I think accusing something of being PC implies it's not actually correct. So if you're saying one of these is more PC, that's a claim that it's less factual. Otherwise gravity is PC, 1 + 1 = 2 is PC.
How many startup people have actually read “Zero to One” by Peter Thiel?
Yang has gone from 0 to 1 and is going to see exponential growth as Iowa gets closer. All these articles are people who have a distorted views of reality and chalk up his support as bots in order to fit their world view. The most likely reason from my observation is bias against Asian American men in leadership positions.
Yang hasn't gone anywhere, he's been bouncing around in the same range for months with no systematic progress.
> and is going to see exponential growth as Iowa gets closer.
If he did something radical like doubling his support in Iowa in the, what, 10 days remaining, and the sources of support he gained were optimally distributed for him to move up positions, that would still only get him to fifth from his current sixth in Iowa, and he'd only be a little over half the support of #4.
I am opposed to Yang and his agenda, but I am sympathetic to his (and Yang Gangs) mistreatment.

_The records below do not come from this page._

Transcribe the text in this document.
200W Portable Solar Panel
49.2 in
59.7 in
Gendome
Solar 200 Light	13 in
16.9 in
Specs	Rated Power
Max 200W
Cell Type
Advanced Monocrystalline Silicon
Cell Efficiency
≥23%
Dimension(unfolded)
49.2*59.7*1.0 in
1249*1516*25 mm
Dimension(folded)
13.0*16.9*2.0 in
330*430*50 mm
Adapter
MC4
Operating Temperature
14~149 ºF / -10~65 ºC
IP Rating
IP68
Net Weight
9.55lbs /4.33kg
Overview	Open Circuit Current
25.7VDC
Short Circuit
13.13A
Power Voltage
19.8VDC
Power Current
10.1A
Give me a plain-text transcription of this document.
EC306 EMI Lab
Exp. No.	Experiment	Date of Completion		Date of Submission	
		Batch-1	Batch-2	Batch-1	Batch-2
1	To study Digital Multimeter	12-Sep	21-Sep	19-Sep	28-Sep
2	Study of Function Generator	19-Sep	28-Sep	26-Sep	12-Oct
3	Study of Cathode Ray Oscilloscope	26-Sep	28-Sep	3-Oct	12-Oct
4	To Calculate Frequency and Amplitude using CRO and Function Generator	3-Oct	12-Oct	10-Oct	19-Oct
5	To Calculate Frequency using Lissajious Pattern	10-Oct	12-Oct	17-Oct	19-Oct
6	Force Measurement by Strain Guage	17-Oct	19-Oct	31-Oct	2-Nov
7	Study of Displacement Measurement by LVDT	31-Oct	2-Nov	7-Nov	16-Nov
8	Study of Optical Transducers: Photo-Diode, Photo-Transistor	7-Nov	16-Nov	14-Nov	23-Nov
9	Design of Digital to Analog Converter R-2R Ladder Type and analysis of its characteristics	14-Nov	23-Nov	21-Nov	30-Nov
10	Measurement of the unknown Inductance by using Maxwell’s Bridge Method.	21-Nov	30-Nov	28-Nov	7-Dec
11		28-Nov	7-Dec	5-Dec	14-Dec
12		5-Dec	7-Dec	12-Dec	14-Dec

I agree that Yang's passionate supporters grew quickly, and part of this 'bots' narrative is due to cognitive dissonance. But the 'bot' narrative is also a tactic to discredit Yang and his supporters.
Bias against Asian men may play a role, but there is much more going on here. The leadership of the DNC do not like to see people like Yang gain too much momentum.
Polls have outdated models that don’t accurately reflect the age of social media. Prior polling models don’t work with the changing environment. For example most the people they poll are in landlines and 65+ yrs old.
Let's not forget the media gives him dramatically less coverage, he receives less than proportional speaking time at debates, and it seems the amount of times the mess up facts about him is too high to be accidental, not to mention not even getting his picture correct and instead showing an image of some other asian.
I'm convinced that the outdated nature of polling entirely explains Biden's numbers. He appeals to clueless old people, and polling as practiced today over-samples that demographic.
Yes, there's now been published a single poll which has him outside the MoE of zero. (Not outside the MoE of his polling average for any month since October, though, and statistically you'd expect with the number of polls at least one with him at 8% if he was just hovering at 3.5% for this long.)
While that's a landmark, I guess, it's a thin reed to ground a conclusion of any, much less rapid or exponential, progress.
6 months ago the majority of the US didn't know about Yang (or much more importantly, basic income.). If 8% of voters now know about him and this issue it's a huge win.
Fundraising numbers. Others dropping out would count as progress too I guess. Although polling is still in single digit but 5-6% is certainly progress from 2-3%.
Fundraising is just a means to get money to spend (often, ineffectively) building/maintaining support. If you are raising and spending more money and not moving the needle in the polls, that's not progress.
> Others dropping out would count as progress too I guess.
No, if the field is narrowing and you aren't getting any of the support (and your remaining competitors are) that's also the opposite of progress.
> Although polling is still in single digit but 5-6% is certainly progress from 2-3%.
It would be, if he was consistently polling at the former and previously polling at the latter. But that's not what's happened to Yang. His national polling in January has ranged from 2-5%. His national polling in December ranged from 2-5%. His national polling in November ranged from 2-5%. His national polling in October ranged from 2-5%. And the margin of error on most of the polls is in the neighborhood of ±5%.